Round Up of Major Breaches and Scams
Customers who used the Home Chef delivery service won’t be the first to know their data was stolen and put up for sale. Nearly two weeks after security researchers said they found usernames and passwords belonging to Home Chef users for sale, the Chicago-based company said a security incident has resulted in the compromise of information about an undisclosed number of its customers.
Virtual shelves in the shops are stocked with new products, from disinfectants to masks at $10 each (almost certainly a scam), and even coronavirus vaccines (certainly a scam). At least two vaccines were found. One, from a current stock of five, was offered for $120. The second was offered for ‘only’ $5,000 (with a ‘cure’ offered at $25,000).
Researchers who tracked the fraudulent activity said cybercriminals may have made millions so far from the fraudulent activity. Behind the attacks is Scattered Canary, a highly-organized Nigerian cybergang that employs dozens of threat actors to target U.S. enterprise organizations and government institutions.
Infamous Israeli surveillance firm NSO Group created a web domain that looked as if it belonged to Facebook’s security team to entice targets to click on links that would install the company’s powerful cell phone hacking technology, according to data analyzed by Motherboard.
A hacker accused of selling hundreds of millions of stolen credentials from last year’s “Collection 1” data dump on the dark web has been arrested in the Ukraine. The Security Service of Ukraine (SSU) took into custody a threat actor known as “Sanix,” who they claim posted 773 million e-mail addresses and 21 million unique passwords on a hacker forum last year, according to a press release.
E-mail addresses of 300 contact tracers have been shared accidentally by Serco in what could be a breach of data protection rules. The government is using the outsourcing firm to help with its tracing strategy aimed at monitoring Covid-19 cases.
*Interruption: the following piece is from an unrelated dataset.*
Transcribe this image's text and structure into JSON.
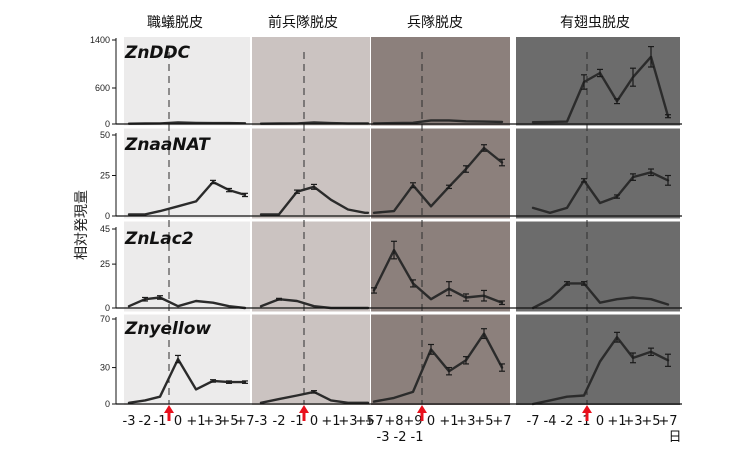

The company has been training people to track cases of coronavirus in the UK and has so far recruited 21,000 staff, some of whom are healthcare professionals, according to health secretary Matt Hancock.
Round Up of Major Malware and Ransomware Incidents
The NetWalker ransomware – the scourge behind one of the recent Toll Group attacks – has transitioned to a ransomware-as-a-service (RaaS) model, and its operators are placing a heavy emphasis on targeting and attracting technically advanced affiliates, according to researchers.
Malware analysts received unrestricted access to the components of GhostDNS exploit kit after the malware package essentially fell into their lap. GhostDNS is a router exploit kit that uses cross-site request forgery (CSRF) requests to change the DNS settings and send users to phishing pages to steal their login credentials, for various online services (banking, news, video streaming).
The Netfilim ransomware operators have leaked the first installment of data from a massive 200 GB worth data of the global logistics company Toll Group. The operators have hacked the Toll network via its ransomware at the beginning of this month and breached a massive volume of data before encrypting the Toll network. The ransomware operators have leaked the data consolidated in compressed files along with a note.
Round Up of Major Vulnerabilities and Patches
Adobe has released an out-of-band security update for Adobe Character Animator that fixes a critical remote code execution vulnerability. Security updates for information disclosure vulnerabilities in Adobe Premiere Pro, Adobe Audition, and Adobe Premiere Rush were also released.
VMware has patched a high-severity remote code execution vulnerability, tracked as CVE-2020-3956, in its Cloud Director product. The vulnerability is a code injection issue that could be exploited by an authenticated attacker to send malicious traffic to Cloud Director, which could allow executing arbitrary code.